Freddie Mac’s Investment Index Turned in a 3.4% Increase Last Year
Falling mortgage rates offset decreased net operating income and helped to keep Freddie Mac’s Multifamily Apartment Investment Market Index in the black.
Freddie Mac’s Multifamily Apartment Investment Market Index increased 3.4% in 2020. Falling mortgage rates, which decreased 57 basis points annually, offset decreased net operating incomes and increased asset pricing, ultimately producing positive AIMI nationally and in most markets.
AIMI is an data tool from Freddie Mac that analyzes multifamily rental income growth, property price growth and mortgage rates to measure investment conditions. The positive annual growth equates to a healthy environment for multifamily investment, despite the pandemic and market dislocation.
Throughout the year, AIMI increased in 18 markets as well as nationally, but fell in seven markets. Net operating income fell in 15 markets with New York and San Francisco seeing double digit decreases in NOI losses. The remaining 10 markets in the index had positive NOI growth. Jacksonville and Phoenix led in NOI gains exceeded 5% growth. Pricing increased in 16 markets, led by Phoenix where prices increased 11.2%.
AIMI increased in the second half of the year, growing 1.9% in the third quarter and .5% in the fourth quarter. Mortgage rates decreased by 20 basis points in the fourth quarter, but net operating income fell in 16 markets. Unsurprisingly, in New York and San Francisco, net operating income fell the most significantly, down -6.2% and -9.4%, respectively. In addition, prices grew in 14 markets, but fell in nine markets. These trends contributed to the minor positive increase in the AIMI at the end of the year.

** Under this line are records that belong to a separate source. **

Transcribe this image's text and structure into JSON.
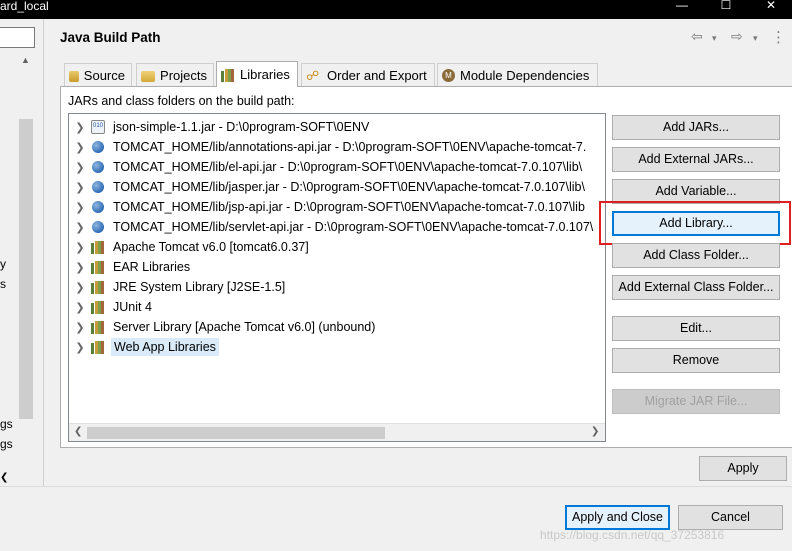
{
  "window": {
    "title": "ard_local",
    "minimize": "—",
    "maximize": "☐",
    "close": "✕"
  },
  "left": {
    "fragments": [
      "y",
      "s",
      "gs",
      "gs"
    ]
  },
  "header": {
    "title": "Java Build Path"
  },
  "tabs": [
    {
      "label": "Source"
    },
    {
      "label": "Projects"
    },
    {
      "label": "Libraries",
      "selected": true
    },
    {
      "label": "Order and Export"
    },
    {
      "label": "Module Dependencies"
    }
  ],
  "libraries": {
    "description": "JARs and class folders on the build path:",
    "entries": [
      {
        "label": "json-simple-1.1.jar - D:\\0program-SOFT\\0ENV",
        "icon": "jar-icon"
      },
      {
        "label": "TOMCAT_HOME/lib/annotations-api.jar - D:\\0program-SOFT\\0ENV\\apache-tomcat-7.",
        "icon": "variable-jar-icon"
      },
      {
        "label": "TOMCAT_HOME/lib/el-api.jar - D:\\0program-SOFT\\0ENV\\apache-tomcat-7.0.107\\lib\\",
        "icon": "variable-jar-icon"
      },
      {
        "label": "TOMCAT_HOME/lib/jasper.jar - D:\\0program-SOFT\\0ENV\\apache-tomcat-7.0.107\\lib\\",
        "icon": "variable-jar-icon"
      },
      {
        "label": "TOMCAT_HOME/lib/jsp-api.jar - D:\\0program-SOFT\\0ENV\\apache-tomcat-7.0.107\\lib",
        "icon": "variable-jar-icon"
      },
      {
        "label": "TOMCAT_HOME/lib/servlet-api.jar - D:\\0program-SOFT\\0ENV\\apache-tomcat-7.0.107\\",
        "icon": "variable-jar-icon"
      },
      {
        "label": "Apache Tomcat v6.0 [tomcat6.0.37]",
        "icon": "library-icon"
      },
      {
        "label": "EAR Libraries",
        "icon": "library-icon"
      },
      {
        "label": "JRE System Library [J2SE-1.5]",
        "icon": "library-icon"
      },
      {
        "label": "JUnit 4",
        "icon": "library-icon"
      },
      {
        "label": "Server Library [Apache Tomcat v6.0] (unbound)",
        "icon": "library-icon"
      },
      {
        "label": "Web App Libraries",
        "icon": "library-icon",
        "selected": true
      }
    ]
  },
  "buttons": {
    "add_jars": "Add JARs...",
    "add_external_jars": "Add External JARs...",
    "add_variable": "Add Variable...",
    "add_library": "Add Library...",
    "add_class_folder": "Add Class Folder...",
    "add_external_class_folder": "Add External Class Folder...",
    "edit": "Edit...",
    "remove": "Remove",
    "migrate_jar": "Migrate JAR File...",
    "apply": "Apply",
    "apply_and_close": "Apply and Close",
    "cancel": "Cancel"
  },
  "watermark": "https://blog.csdn.net/qq_37253816",
  "colors": {
    "highlight_box": "#e02020",
    "selection": "#d9ebf9",
    "default_button_border": "#0078d7"
  }
}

New York is among the markets to experience a decrease in AIMI, down 4.5% for the year. Investment activity in the market fell more than 50%, according to research from Cushman & Wakefield, totaling $22.1 billion. This is the lowest investment volumes since 2010. Institutional investment was down significantly, driving large sales greater than $75 million down 59%. It wasn’t all bad news, however. Sales activity rebounded at the end of the year. In the fourth quarter investment sales totaled $5.5 billion, up 24% from the third quarter and an impressive 48% from the second quarter.
Overall, multifamily investment moved outside of major metros in 2020. According to research from Newmark, 75.8% of multifamily investment occurred outside of major metros last year. This is the highest investment allocation outside of big cities on record.